Комья земли застучали по крышке гроба. Нейтан, кот его дери, до последнего не хотел отдавать треклятую коробку. Надо было закопать их вместе.

…Тогда, на казни, после психопатической тирады Ульрика о нуждах государства, которые превыше личных, Джен долго ревела и никак не могла успокоиться. Тип с гладкими волосами было возразил начальнику тюрьмы, дескать, ни к чему девушке лицезреть этакое представление, но Джен сказала, что останется с Ульриком до конца. Все деликатно прятали взгляд, и только Нейтан сиял от радости. Он наотрез отказывался понимать, что Ульрик сейчас умрет.

Гадкий тролль стоял на эшафоте, улыбаясь во весь рот. Скрипнули доски люка, и Ульрик полетел в пустоту. Джен едва не бросилась следом. Веревка дернулась и задрожала, как натянутая струна.

Священник бормотал молитву, начальник тюрьмы довольно потирал руки, Джен роняла слезы… когда из люка донесся голос Ульрика. Вредный мальчишка жаловался, что ему темно, скучно и, если сейчас же не появится ведущий к свету тоннель или что-нибудь вроде него, он подаст на небесную канцелярию в суд.

Что тут началось!

Ульрика вытащили из колодца и тщательно осмотрели. Тюремный врач постучал пальцем там, сям, приложил ухо к сердцу. Велел развязать молодому человеку руки, пощупал пульс, достал стетоскоп, потыкал им в Ульриковы спину и грудь, проверил зрачки на свет. После чего объявил, что заключенный мертв. Ульрик с этим решительно не согласился.

Ульрика повесили раз пять, после чего начальник тюрьмы потребовал у надзирателя револьвер и разрядил барабан в молодого человека. За что тут же схлопотал от Джен пинок в лодыжку.

Пули оставили на тюремной робе шесть аккуратных дырок, две – в области сердца. На Ульрике не было и царапины. Тетч-Тетч заламывал руки и грозил всех поувольнять. Палач клялся, что веревка самого лучшего качества, да еще с медной сердцевиной, и требовал в доказательство повесить его лично. Священник лепетал что-то бессвязное и тыкал в Ульрика молитвенником. Надзиратели выглядели испуганными и сбитыми с толку. Не удивлялся происходящему один Нейтан.

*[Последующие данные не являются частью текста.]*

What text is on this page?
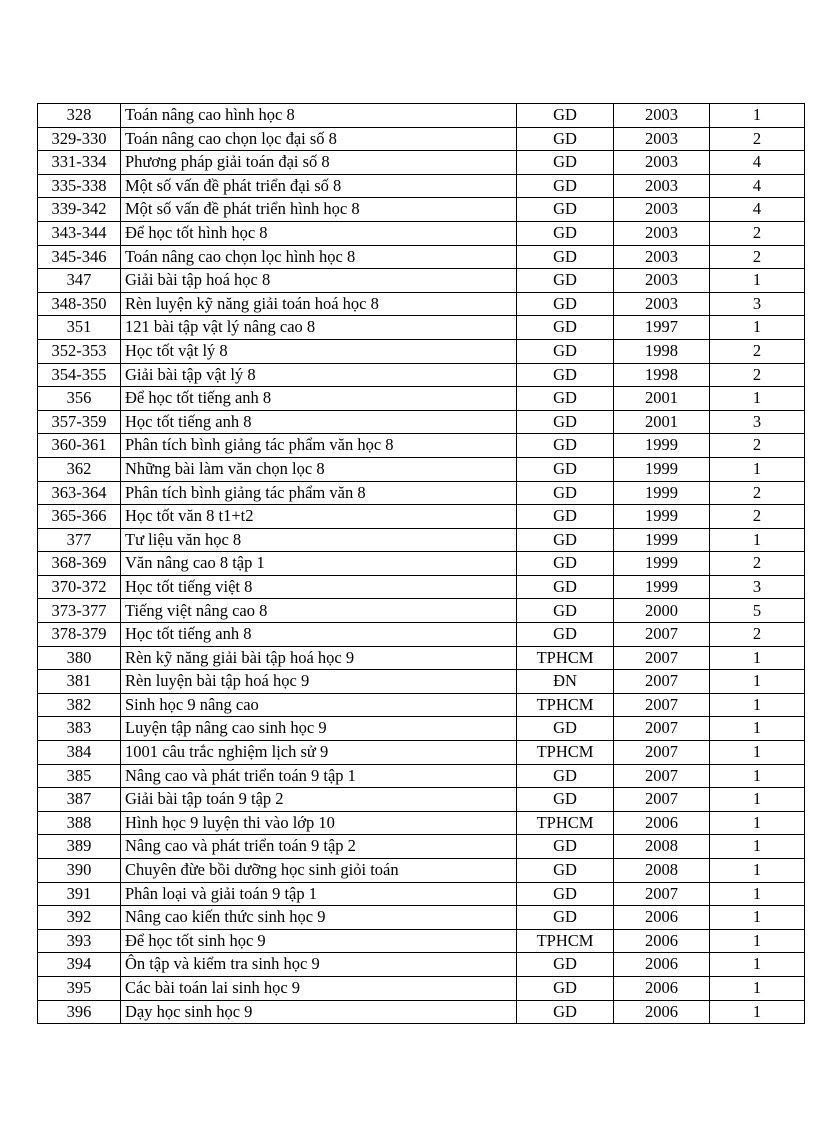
328	Toán nâng cao hình học 8	GD	2003	1
329-330	Toán nâng cao chọn lọc đại số 8	GD	2003	2
331-334	Phương pháp giải toán đại số 8	GD	2003	4
335-338	Một số vấn đề phát triển đại số 8	GD	2003	4
339-342	Một số vấn đề phát triển hình học 8	GD	2003	4
343-344	Để học tốt hình học 8	GD	2003	2
345-346	Toán nâng cao chọn lọc hình học 8	GD	2003	2
347	Giải bài tập hoá học 8	GD	2003	1
348-350	Rèn luyện kỹ năng giải toán hoá học 8	GD	2003	3
351	121 bài tập vật lý nâng cao 8	GD	1997	1
352-353	Học tốt vật lý 8	GD	1998	2
354-355	Giải bài tập vật lý 8	GD	1998	2
356	Để học tốt tiếng anh 8	GD	2001	1
357-359	Học tốt tiếng anh 8	GD	2001	3
360-361	Phân tích bình giảng tác phẩm văn học 8	GD	1999	2
362	Những bài làm văn chọn lọc 8	GD	1999	1
363-364	Phân tích bình giảng tác phẩm văn 8	GD	1999	2
365-366	Học tốt văn 8 t1+t2	GD	1999	2
377	Tư liệu văn học 8	GD	1999	1
368-369	Văn nâng cao 8 tập 1	GD	1999	2
370-372	Học tốt tiếng việt 8	GD	1999	3
373-377	Tiếng việt nâng cao 8	GD	2000	5
378-379	Học tốt tiếng anh 8	GD	2007	2
380	Rèn kỹ năng giải bài tập hoá học 9	TPHCM	2007	1
381	Rèn luyện bài tập hoá học 9	ĐN	2007	1
382	Sinh học 9 nâng cao	TPHCM	2007	1
383	Luyện tập nâng cao sinh học 9	GD	2007	1
384	1001 câu trắc nghiệm lịch sử 9	TPHCM	2007	1
385	Nâng cao và phát triển toán 9 tập 1	GD	2007	1
387	Giải bài tập toán 9 tập 2	GD	2007	1
388	Hình học 9 luyện thi vào lớp 10	TPHCM	2006	1
389	Nâng cao và phát triển toán 9 tập 2	GD	2008	1
390	Chuyên đừe bồi dưỡng học sinh giỏi toán	GD	2008	1
391	Phân loại và giải toán 9 tập 1	GD	2007	1
392	Nâng cao kiến thức sinh học 9	GD	2006	1
393	Để học tốt sinh học 9	TPHCM	2006	1
394	Ôn tập và kiểm tra sinh học 9	GD	2006	1
395	Các bài toán lai sinh học 9	GD	2006	1
396	Dạy học sinh học 9	GD	2006	1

Сердце Ульрика не билось, дыхание не прослушивалось – совсем как у мертвого. Тогда как улыбался и нес какую-то чушь про Древних, математический анализ и Генри, напутавшего с исцелением, он совсем как живой. Второе состояние не устраивало начальника тюрьмы, первое – Джен. Ульрик был недоволен и тем и другим.

Веревку укоротили, повесив молодого человека у всех на виду, чтобы разобраться, как он жульничает.

Спорили долго.

Священник на полном серьезе требовал сжечь Ульрика, сперва проткнув сердце осиновым колом. Врач кричал, что не позволит разбрасываться «бесценным материалом» и лучше заберет молодого человека для экспериментов. Тетч-Тетч заявил, что не потерпит в своей тюрьме нарушений, и призвал Ульрика умереть немедленно. Тот, в свою очередь, мерно покачивался в петле и глядел на присутствующих, как на сумасшедших, будто все, что происходило вокруг, его не касалось вовсе.

Затем напоявлялась куча зеркал – зовутся «телетрансляторы», спорщиков изрядно прибавилось, однако убивать Ульрика никто больше не собирался. Из петли его вынули, усадили на стул, накрыли пледом и велели подать кофе. Из комнаты всех попросили удалиться, остался только Ульрик, тюремный врач и множество зеркал. Священник, бормоча проклятия, отправился за подмогой – надежды сжечь Ульрика он не оставил.

Пусть и не сразу, но с Джен и всех остальных обвинения сняли – стараниями гладковолосого, не иначе.

– …Он стал, как твой кот, – ткнула Джен локтем Инкогнитуса. – И жив и мертв одновременно.

Инкогнитус пробормотал нечто невразумительное, потирая ушибленный бок.

– Ты мим? – поинтересовался Эдвин у Нейтана, усердно работавшего лопатой. – Покажи, что умеешь.

– Я не мим, я ниндзя, рыцарь ночи! Сколько можно объяснять?!

Эдвин не мигая уставился на «рыцаря ночи». Секунды тянулись одна за другой.

– Ладно, я мим, – сдался Нейтан.

– Так и знал.

Неприятностиметр хранил траурное безмолвие.